Reinhardt nodded once, slowly.

"Facts without intent," he murmured.

"Yes," Marcus replied.

Reinhardt leaned back, eyes lifting to the dark ceiling beams.

"They are counting," he said. "Not acting."

Marcus inclined his head. "That's how it feels."

Another pause.

"Alaric?" Reinhardt asked.

"Not directly," Marcus said. "But his name is… present. Always just adjacent to the question."

Reinhardt closed his eyes briefly.

"When men stop asking how something was done," he said, "and start asking how it can be done again—"

"They're no longer curious," Marcus finished. "They're planning."

Reinhardt opened his eyes.

"Keep watching," he said. "Say nothing. Record everything."

Marcus nodded. "Already done."

He hesitated, then added, "My lord… should I warn him?"

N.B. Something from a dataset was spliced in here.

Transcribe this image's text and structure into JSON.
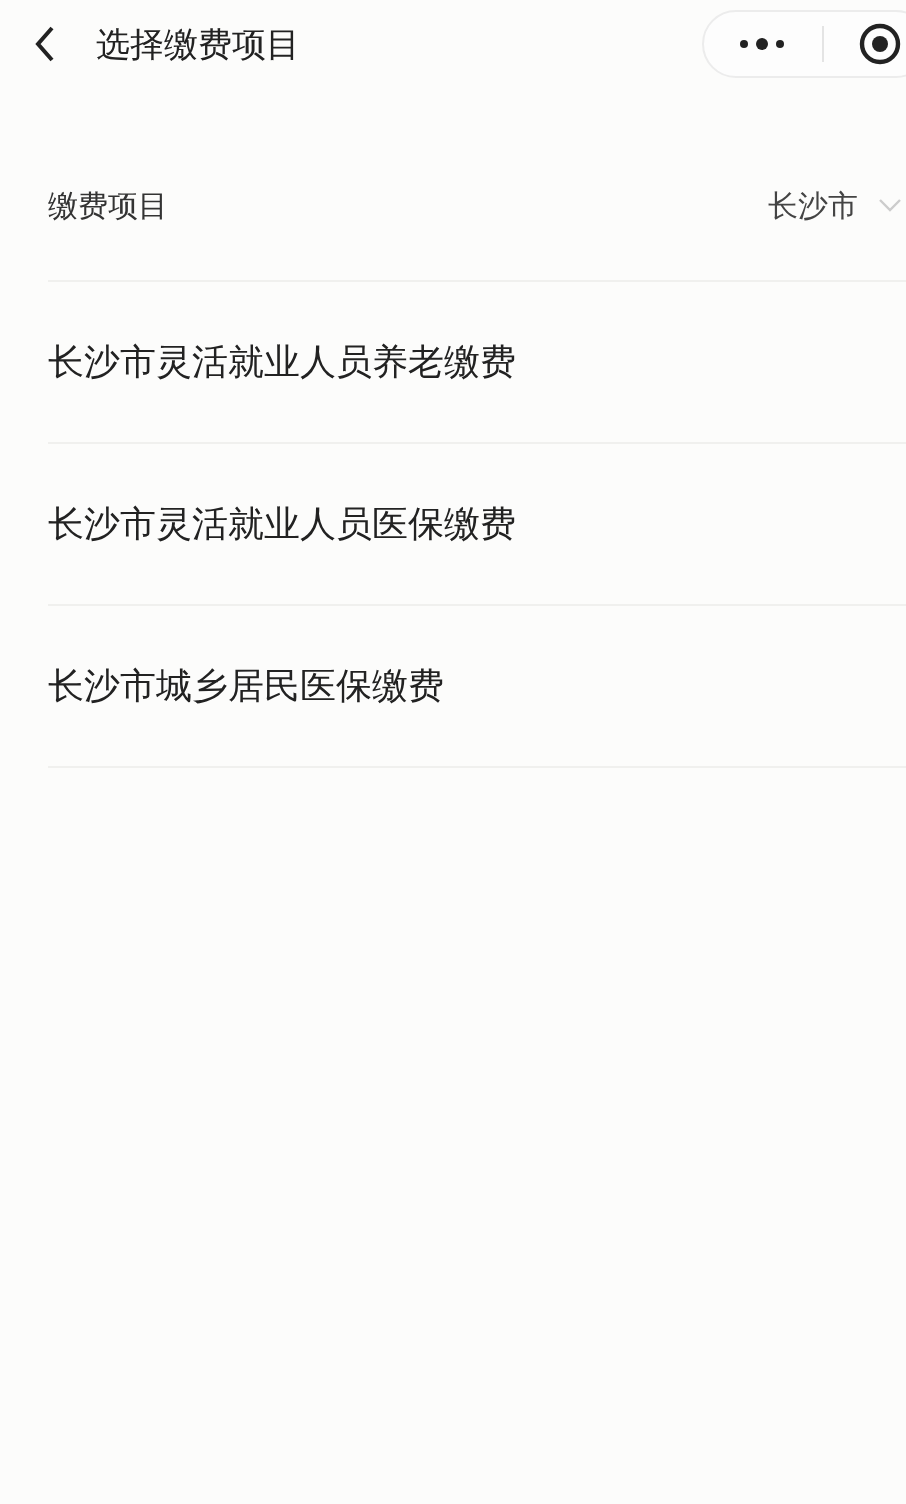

Reinhardt did not answer immediately.

"No," he said at last. "Not yet."

Marcus accepted that without argument.

As he turned to leave, Reinhardt spoke once more.

"Marcus."

"Yes, my lord?"

"Tonight's dinner," Reinhardt said quietly. "Did you notice anything?"

Marcus thought for a moment. "Lord Othmar asked very precise questions," he said. "And avoided many others."

Reinhardt nodded.

"That," he said softly, "is exactly his reputation."

Marcus bowed and departed.

Reinhardt remained alone in the study, lamp burning low, the city's distant noise pressing faintly against the windows.

He felt the unmistakable sense that something had begun.

The lamp guttered softly as the oil thinned.

Reinhardt remained seated long after Marcus had gone, his gaze fixed on nothing in particular. The reports lay neatly stacked, each harmless on its own. Questions asked politely. Requests made properly. Interest shown without urgency.

No threats.

No accusations.

No errors.

That was what unsettled him most.

War announced itself with noise. Ambition did not.

Somewhere in the capital, men were measuring distances, weighing loyalties, and deciding what could be taken without being seen. Not tonight.

Soon.

Reinhardt extinguished the lamp.

In the darkness, the Iron Lion of the East understood what the capital truly feared—not rebellion, not invasion, not even ambition.

But a future that could move without asking permission.